Beginning in the 1930s, all passenger traffic on the Jokioinen Railway was carried in railcars. Two railcars ran on the Jokioinen Railway. The first railcar ran from 1930 to 1932 and the second ran from 1932 to 1942.

The railway had three passenger coaches. These coaches were built by Hietalahti Shipyard in Helsinki on top of frames and trucks manufactured by Leeds Forge Company in England.

==Freight traffic==
The Jokioinen Railway had a total of about one hundred freight cars. Most of these were manufactured at the end of the 1800s in England and Finland and were in use throughout the time the railway operated, from 1898 to 1974. In 1960 more freight cars were bought from the Loviisa–Vesijärvi railway when it was re-gauged to broad gauge

Freight was the principal traffic on the railway from the very beginning until its closure. Originally the railway was built to serve the needs of the expanding industries in Jokioinen and Forssa. The best year for freight traffic was 1940, during the short peace between the Winter War and the Continuation War, when a total of 90,000 tons of freight was carried on the Railway. The top year for passenger traffic was just after the Wars in 1945, when an annual total of 402,254 passengers was carried on the railway.

==Decline==
In the 1940s, the Jokioinen Railway faced growing competition from increasing road traffic. The war had slowed this competition down, but within 10 years passenger traffic had ended. The last passenger trains were withdrawn on 31 August 1954 and the railway started to use highway buses for its passenger services.

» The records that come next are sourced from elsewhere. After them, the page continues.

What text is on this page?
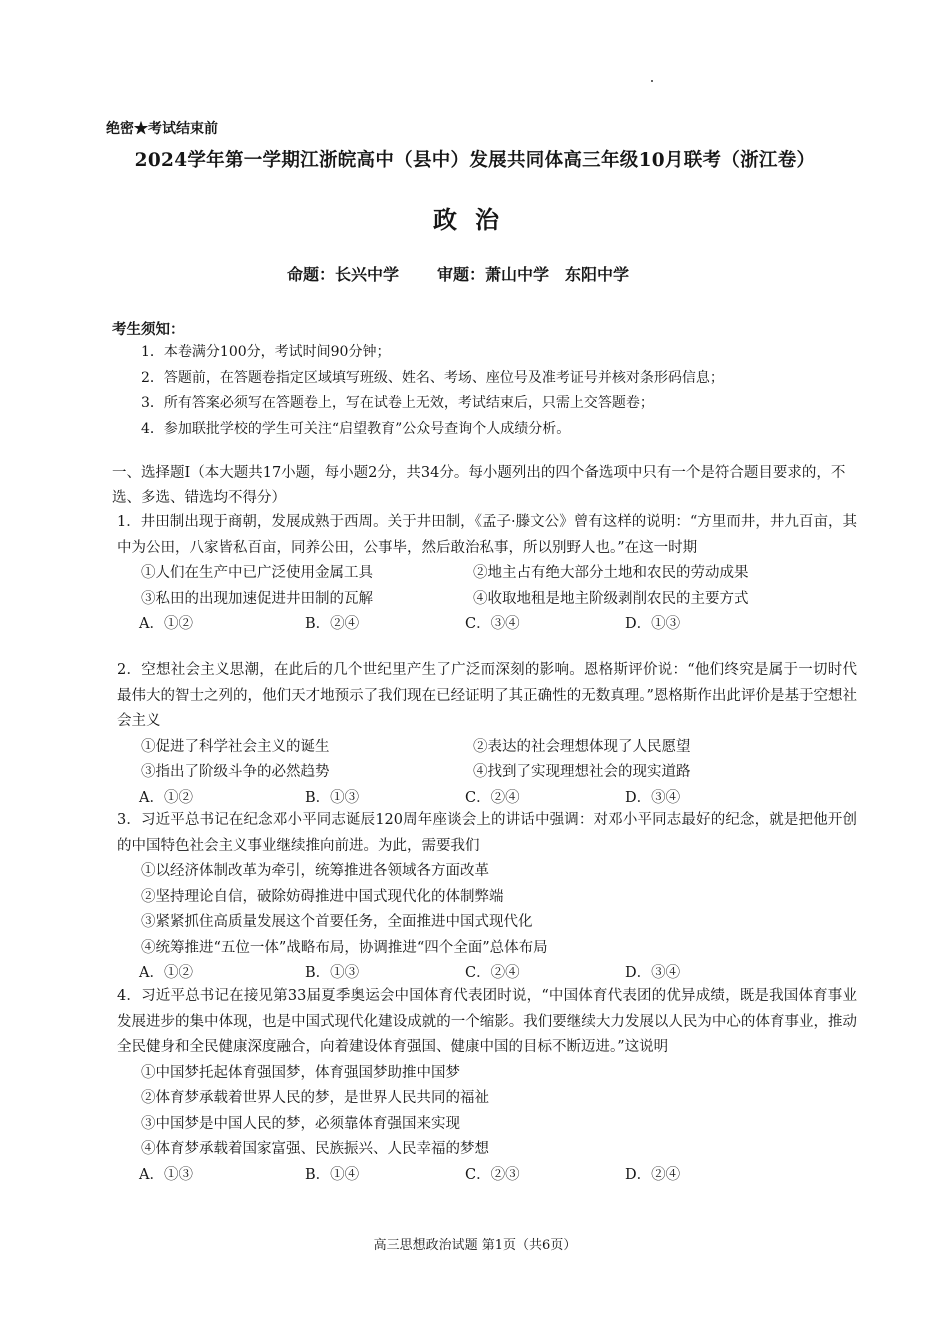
绝密★考试结束前
2024学年第一学期江浙皖高中（县中）发展共同体高三年级10月联考（浙江卷）
政治
命题：长兴中学 审题：萧山中学　东阳中学
考生须知：
1．本卷满分100分，考试时间90分钟；
2．答题前，在答题卷指定区域填写班级、姓名、考场、座位号及准考证号并核对条形码信息；
3．所有答案必须写在答题卷上，写在试卷上无效，考试结束后，只需上交答题卷；
4．参加联批学校的学生可关注“启望教育”公众号查询个人成绩分析。
一、选择题Ⅰ（本大题共17小题，每小题2分，共34分。每小题列出的四个备选项中只有一个是符合题目要求的，不选、多选、错选均不得分）
1．井田制出现于商朝，发展成熟于西周。关于井田制，《孟子·滕文公》曾有这样的说明：“方里而井，井九百亩，其中为公田，八家皆私百亩，同养公田，公事毕，然后敢治私事，所以别野人也。”在这一时期
①人们在生产中已广泛使用金属工具	②地主占有绝大部分土地和农民的劳动成果
③私田的出现加速促进井田制的瓦解	④收取地租是地主阶级剥削农民的主要方式
A．①②	B．②④	C．③④	D．①③
2．空想社会主义思潮，在此后的几个世纪里产生了广泛而深刻的影响。恩格斯评价说：“他们终究是属于一切时代最伟大的智士之列的，他们天才地预示了我们现在已经证明了其正确性的无数真理。”恩格斯作出此评价是基于空想社会主义
①促进了科学社会主义的诞生	②表达的社会理想体现了人民愿望
③指出了阶级斗争的必然趋势	④找到了实现理想社会的现实道路
A．①②	B．①③	C．②④	D．③④
3．习近平总书记在纪念邓小平同志诞辰120周年座谈会上的讲话中强调：对邓小平同志最好的纪念，就是把他开创的中国特色社会主义事业继续推向前进。为此，需要我们
①以经济体制改革为牵引，统筹推进各领域各方面改革
②坚持理论自信，破除妨碍推进中国式现代化的体制弊端
③紧紧抓住高质量发展这个首要任务，全面推进中国式现代化
④统筹推进“五位一体”战略布局，协调推进“四个全面”总体布局
A．①②	B．①③	C．②④	D．③④
4．习近平总书记在接见第33届夏季奥运会中国体育代表团时说，“中国体育代表团的优异成绩，既是我国体育事业发展进步的集中体现，也是中国式现代化建设成就的一个缩影。我们要继续大力发展以人民为中心的体育事业，推动全民健身和全民健康深度融合，向着建设体育强国、健康中国的目标不断迈进。”这说明
①中国梦托起体育强国梦，体育强国梦助推中国梦
②体育梦承载着世界人民的梦，是世界人民共同的福祉
③中国梦是中国人民的梦，必须靠体育强国来实现
④体育梦承载着国家富强、民族振兴、人民幸福的梦想
A．①③	B．①④	C．②③	D．②④
高三思想政治试题 第1页（共6页）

Freight service continued for another 20 years. The Jokioinen Railway used transporter wagons to carry broad (1524 mm) gauge VR freight cars from the 1930s until the end of services on the railway. This avoided the slow and expensive transfer of freight at Humppila and allowed the Jokioinen Railway to stay competitive much longer than other narrow gauge railways in Finland.

By the end of the 1960s, however, the railway began to show signs of old age and wear. The track and the rolling stock were almost all more than 70 years old and large investments would have been needed to compete against the growing automobile and truck use, but the railway's owners were no longer willing to invest any more money in it.

The last revenue freight train of the Jokioinen Railway ran on 29 March 1974. In the same year the section of railway between Forssa and Jokioinen was torn up and in 1975 the line between Minkiö and Humppila was also lifted. The remaining 6 km section from Minkiö to Jokioinen was taken over by the Jokioinen Museum Railway, which opened on 25 August 1978 and has since been extended by rebuilding the line from Minkiö to Humppila.